6 Februari 1993, hujan air mata mengguyur tanah Indonesia. Dalam usia 84 tahun, seorang tokoh besar ummat Islam menghembuskan nafas terakhirnya. Pak Natsir telah pergi, begitu bunyi headline beberapa harian besar di ibukota. Sebagian kita mungkin masih belum bisa melupakan betapa membludaknya iring-iringan massa yang menghantarkan jenazah Mohammad Natsir (Allahuyarham Pak Natsir) ke tempat peristirahatannya.
Air mata ini pastilah kan mengalir tatkala mengingat kembali kisah detik-detik menjelang wafatnya Rasulullah Muhammad saw, manusia mulia nan agung yang dicintai segenap ummatnya. Betapa tidak, sampai detik terakhir hidupnya, ketika Izrail, Jibril dan seluruh malaikat berkumpul mengelilingi Rasulullah yang terkulai lemas di pembaringan, beliau masih khawatir akan keadaan ummatnya sepeninggalnya.
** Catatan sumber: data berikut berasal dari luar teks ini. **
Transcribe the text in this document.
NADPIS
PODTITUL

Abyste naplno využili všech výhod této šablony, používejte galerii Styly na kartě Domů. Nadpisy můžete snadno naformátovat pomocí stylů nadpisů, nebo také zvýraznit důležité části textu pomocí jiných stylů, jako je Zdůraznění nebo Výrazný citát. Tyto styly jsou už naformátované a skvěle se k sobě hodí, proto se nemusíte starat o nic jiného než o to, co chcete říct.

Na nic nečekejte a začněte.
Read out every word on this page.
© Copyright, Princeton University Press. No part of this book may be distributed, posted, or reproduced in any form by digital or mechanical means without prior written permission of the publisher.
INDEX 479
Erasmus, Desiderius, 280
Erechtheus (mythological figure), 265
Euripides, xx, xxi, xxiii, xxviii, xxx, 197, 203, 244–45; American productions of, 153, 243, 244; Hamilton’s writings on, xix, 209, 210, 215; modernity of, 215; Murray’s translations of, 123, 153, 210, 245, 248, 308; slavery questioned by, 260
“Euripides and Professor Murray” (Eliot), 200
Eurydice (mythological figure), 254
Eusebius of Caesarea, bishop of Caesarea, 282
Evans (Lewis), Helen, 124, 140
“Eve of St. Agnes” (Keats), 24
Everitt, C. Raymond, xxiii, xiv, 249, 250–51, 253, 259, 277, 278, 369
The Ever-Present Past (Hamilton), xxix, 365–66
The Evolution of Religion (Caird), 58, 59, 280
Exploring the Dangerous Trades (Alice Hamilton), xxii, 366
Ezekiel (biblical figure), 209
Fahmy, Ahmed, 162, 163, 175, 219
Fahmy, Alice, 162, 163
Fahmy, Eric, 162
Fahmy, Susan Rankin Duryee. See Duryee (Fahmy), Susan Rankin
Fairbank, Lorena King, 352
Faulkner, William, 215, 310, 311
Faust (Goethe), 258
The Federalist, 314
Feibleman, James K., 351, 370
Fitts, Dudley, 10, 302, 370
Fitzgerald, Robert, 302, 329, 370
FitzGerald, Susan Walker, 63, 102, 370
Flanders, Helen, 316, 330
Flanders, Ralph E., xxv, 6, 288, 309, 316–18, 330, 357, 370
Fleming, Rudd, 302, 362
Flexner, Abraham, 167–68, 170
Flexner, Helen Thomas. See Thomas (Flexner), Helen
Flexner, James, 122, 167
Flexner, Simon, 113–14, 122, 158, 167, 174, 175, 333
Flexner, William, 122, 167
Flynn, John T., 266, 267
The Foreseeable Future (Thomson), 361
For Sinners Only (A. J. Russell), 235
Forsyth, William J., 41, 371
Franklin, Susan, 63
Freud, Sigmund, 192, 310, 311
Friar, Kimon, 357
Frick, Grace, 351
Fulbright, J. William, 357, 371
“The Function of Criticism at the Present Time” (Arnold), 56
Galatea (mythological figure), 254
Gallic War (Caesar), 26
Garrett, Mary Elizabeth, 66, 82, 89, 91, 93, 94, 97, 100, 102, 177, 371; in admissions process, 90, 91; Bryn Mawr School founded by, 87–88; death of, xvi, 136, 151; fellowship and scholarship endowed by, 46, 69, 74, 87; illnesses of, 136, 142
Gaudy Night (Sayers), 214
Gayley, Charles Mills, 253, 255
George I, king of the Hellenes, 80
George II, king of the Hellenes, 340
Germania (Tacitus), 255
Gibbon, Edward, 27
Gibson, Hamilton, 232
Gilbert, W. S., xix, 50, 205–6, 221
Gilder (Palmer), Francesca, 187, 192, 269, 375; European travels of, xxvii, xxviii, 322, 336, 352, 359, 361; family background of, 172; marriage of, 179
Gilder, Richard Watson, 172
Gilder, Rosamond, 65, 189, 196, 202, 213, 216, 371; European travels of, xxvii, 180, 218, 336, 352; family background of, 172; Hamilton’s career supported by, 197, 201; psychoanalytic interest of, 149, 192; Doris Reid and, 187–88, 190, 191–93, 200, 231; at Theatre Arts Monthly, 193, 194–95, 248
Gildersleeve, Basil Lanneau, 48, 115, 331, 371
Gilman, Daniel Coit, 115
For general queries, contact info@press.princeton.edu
Pancaran ketenangan pun menyemburat memancar dari wajahnya saat Jibril mengkhabarkan bahwa tidak ada ummat yang akan menginjakkan surga sebelum ummat Muhammad. Meski pada saat bersamaan derasnya sungai airmata mengalir membasahi pipi Fatimah Az Zahra.
“Orang besar adalah mereka yang hidupnya untuk (kepentingan) orang banyak, dan ketika mati, ia akan senantiasa dikenang juga sebagai orang besar. Orang kerdil adalah yang hidupnya untuk dirinya sendiri, maka ketika mati ia pun tetap sebagai orang kerdil”. Nasihat yang begitu bermakna yang terlontar dari mulut seorang pejuang muslim pendiri Gerakan Ikhwanul Muslimin, Imam Hasan Al Banna. Setidaknya sang Imam pun membuktikan kata-katanya, puluhan tahun setelah kepergiannya pada tahun 1948 dalam usianya yang masih relatif muda, 42 tahun, oleh terjangan sebutir peluru, hingga kini ia masih tetap dikenang sebagai orang besar yang tidak bisa lepas dari wacana pergerakan dan perjuangan Islam di Mesir dan di seluruh penjuru dunia Islam.
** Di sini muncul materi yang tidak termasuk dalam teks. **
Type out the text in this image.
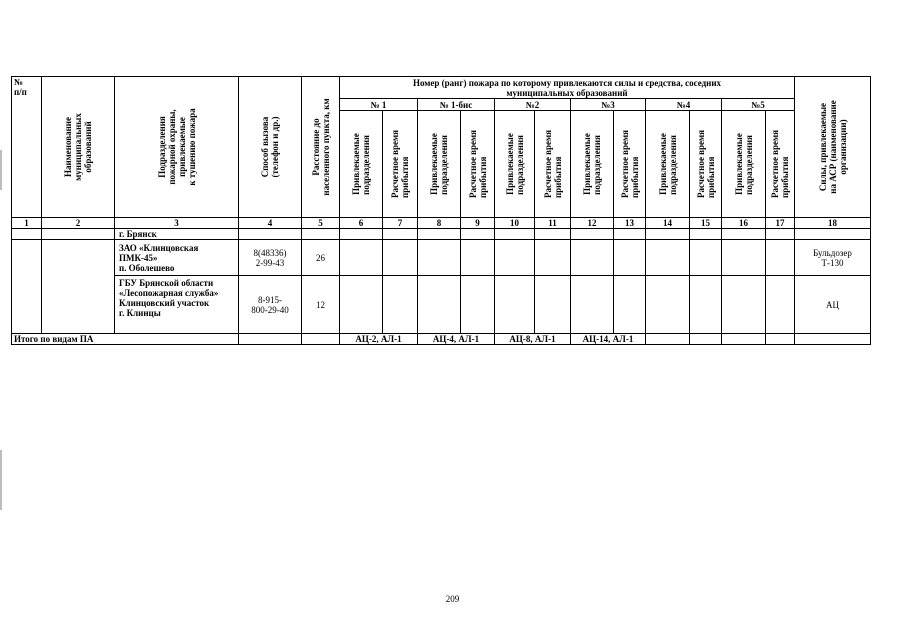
№
п/п	Наименование
муниципальных
образований	Подразделения
пожарной охраны,
привлекаемые
к тушению пожара	Способ вызова
(телефон и др.)	Расстояние до
населенного пункта, км	Номер (ранг) пожара по которому привлекаются силы и средства, соседних муниципальных образований												Силы, привлекаемые
на АСР (наименование
организации)

					№ 1		№ 1-бис		№2		№3		№4		№5		

					Привлекаемые
подразделения	Расчетное время
прибытия	Привлекаемые
подразделения	Расчетное время
прибытия	Привлекаемые
подразделения	Расчетное время
прибытия	Привлекаемые
подразделения	Расчетное время
прибытия	Привлекаемые
подразделения	Расчетное время
прибытия	Привлекаемые
подразделения	Расчетное время
прибытия	

1	2	3	4	5	6	7	8	9	10	11	12	13	14	15	16	17	18
		г. Брянск															
		ЗАО «Клинцовская ПМК-45»
п. Оболешево	8(48336)
2-99-43	26													Бульдозер
Т-130
		ГБУ Брянской области «Лесопожарная служба» Клинцовский участок
г. Клинцы	8-915-
800-29-40	12													АЦ
Итого по видам ПА					АЦ-2, АЛ-1		АЦ-4, АЛ-1		АЦ-8, АЛ-1		АЦ-14, АЛ-1						
209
Masih banyak nama-nama besar yang terukir bersamaan dengan gejolak perjuangan ini, DR. Abdullah Azzam, ahli bom pejuang Mujahidin Afghanistan pada masa perang melawan Uni Soviet. Syamil Basayev sang tokoh pejuang Chechnya, Ayatullah Khomeini, pemimpin Revolusi Iran dan masih banyak nama-nama lainnya.
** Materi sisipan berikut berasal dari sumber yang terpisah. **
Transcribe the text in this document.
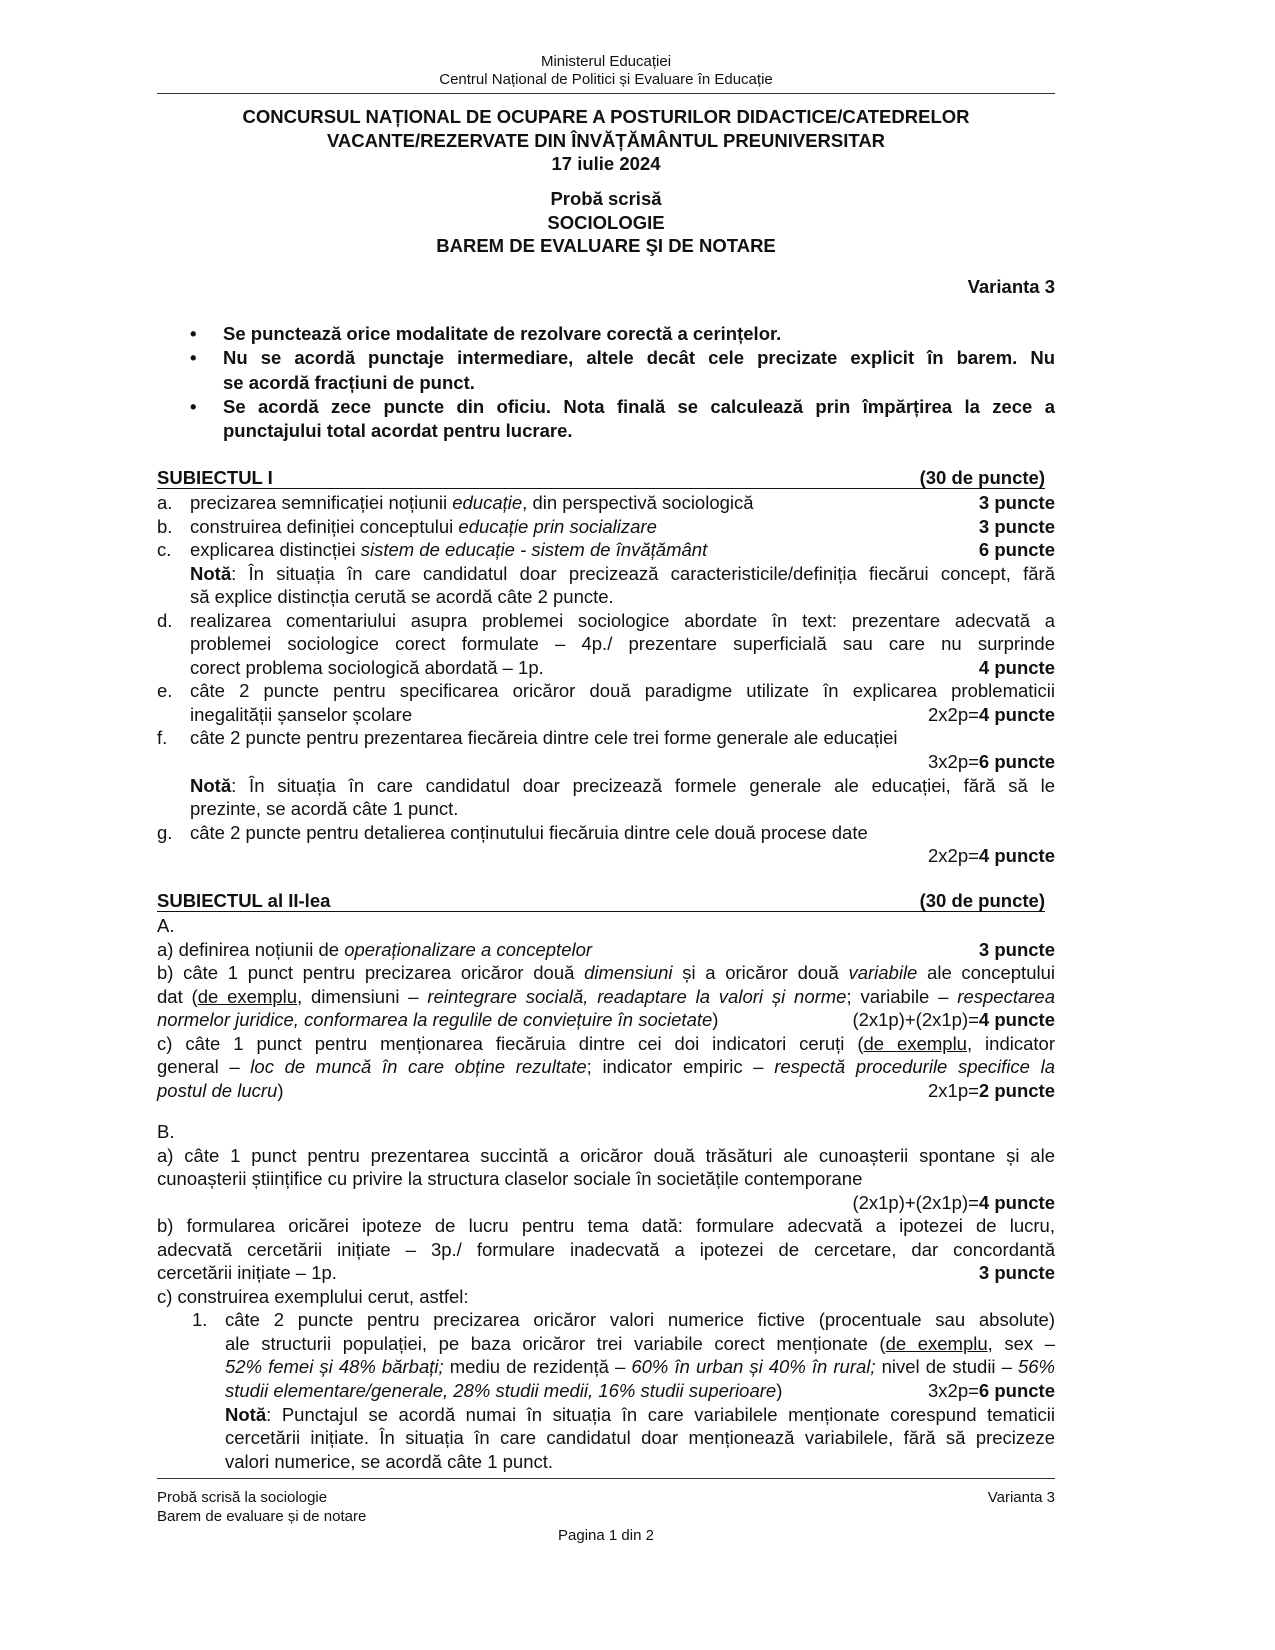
Ministerul Educației
Centrul Național de Politici și Evaluare în Educație
CONCURSUL NAȚIONAL DE OCUPARE A POSTURILOR DIDACTICE/CATEDRELOR
VACANTE/REZERVATE DIN ÎNVĂȚĂMÂNTUL PREUNIVERSITAR
17 iulie 2024
Probă scrisă
SOCIOLOGIE
BAREM DE EVALUARE ŞI DE NOTARE
Varianta 3
• Se punctează orice modalitate de rezolvare corectă a cerințelor.
• Nu se acordă punctaje intermediare, altele decât cele precizate explicit în barem. Nu
se acordă fracțiuni de punct.
• Se acordă zece puncte din oficiu. Nota finală se calculează prin împărțirea la zece a
punctajului total acordat pentru lucrare.
SUBIECTUL I	(30 de puncte)
a. precizarea semnificației noțiunii educație, din perspectivă sociologică	3 puncte
b. construirea definiției conceptului educație prin socializare	3 puncte
c. explicarea distincției sistem de educație - sistem de învățământ	6 puncte
Notă: În situația în care candidatul doar precizează caracteristicile/definiția fiecărui concept, fără
să explice distincția cerută se acordă câte 2 puncte.
d. realizarea comentariului asupra problemei sociologice abordate în text: prezentare adecvată a
problemei sociologice corect formulate – 4p./ prezentare superficială sau care nu surprinde
corect problema sociologică abordată – 1p.	4 puncte
e. câte 2 puncte pentru specificarea oricăror două paradigme utilizate în explicarea problematicii
inegalității șanselor școlare	2x2p=4 puncte
f. câte 2 puncte pentru prezentarea fiecăreia dintre cele trei forme generale ale educației
3x2p=6 puncte
Notă: În situația în care candidatul doar precizează formele generale ale educației, fără să le
prezinte, se acordă câte 1 punct.
g. câte 2 puncte pentru detalierea conținutului fiecăruia dintre cele două procese date
2x2p=4 puncte
SUBIECTUL al II-lea	(30 de puncte)
A.
a) definirea noțiunii de operaționalizare a conceptelor	3 puncte
b) câte 1 punct pentru precizarea oricăror două dimensiuni și a oricăror două variabile ale conceptului
dat (de exemplu, dimensiuni – reintegrare socială, readaptare la valori și norme; variabile – respectarea
normelor juridice, conformarea la regulile de conviețuire în societate)	(2x1p)+(2x1p)=4 puncte
c) câte 1 punct pentru menționarea fiecăruia dintre cei doi indicatori ceruți (de exemplu, indicator
general – loc de muncă în care obține rezultate; indicator empiric – respectă procedurile specifice la
postul de lucru)	2x1p=2 puncte
B.
a) câte 1 punct pentru prezentarea succintă a oricăror două trăsături ale cunoașterii spontane și ale
cunoașterii științifice cu privire la structura claselor sociale în societățile contemporane
(2x1p)+(2x1p)=4 puncte
b) formularea oricărei ipoteze de lucru pentru tema dată: formulare adecvată a ipotezei de lucru,
adecvată cercetării inițiate – 3p./ formulare inadecvată a ipotezei de cercetare, dar concordantă
cercetării inițiate – 1p.	3 puncte
c) construirea exemplului cerut, astfel:
1. câte 2 puncte pentru precizarea oricăror valori numerice fictive (procentuale sau absolute)
ale structurii populației, pe baza oricăror trei variabile corect menționate (de exemplu, sex –
52% femei și 48% bărbați; mediu de rezidență – 60% în urban și 40% în rural; nivel de studii – 56%
studii elementare/generale, 28% studii medii, 16% studii superioare)	3x2p=6 puncte
Notă: Punctajul se acordă numai în situația în care variabilele menționate corespund tematicii
cercetării inițiate. În situația în care candidatul doar menționează variabilele, fără să precizeze
valori numerice, se acordă câte 1 punct.
Probă scrisă la sociologie
Barem de evaluare și de notare
Varianta 3
Pagina 1 din 2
Mereka, menjadi orang besar dan senantiasa dikenang sepanjang hayat manusia di bumi Islam karena mereka telah mendedikasikan seluruh hidup mereka untuk ummat, untuk Islam dan untuk Allah. Allah menjadikan mereka sebagai penyemangat perjuangan, pembunuh demotivasi, pembangkit ghirah, dan juga sebagai inspirasi bagi deretan panjang calon-calon mujahid di seluruh pelosok bumi. Meski tidak harus memanggul senjata, namun mereka telah memberi makna bagaimana hidup penuh arti, sehingga kematianpun akan sangat berkesan bagi siapapun yang ditinggalkan. Insya Allah, dengan segala kekuatan dan izin Allah, masih terdapat antrian panjang calon-calon pengukir sejarah perjuangan kaum muslim. Adakah diri ini dalam antrian panjang tersebut? Wallahu’alam bishshowaab (Abi Iqna).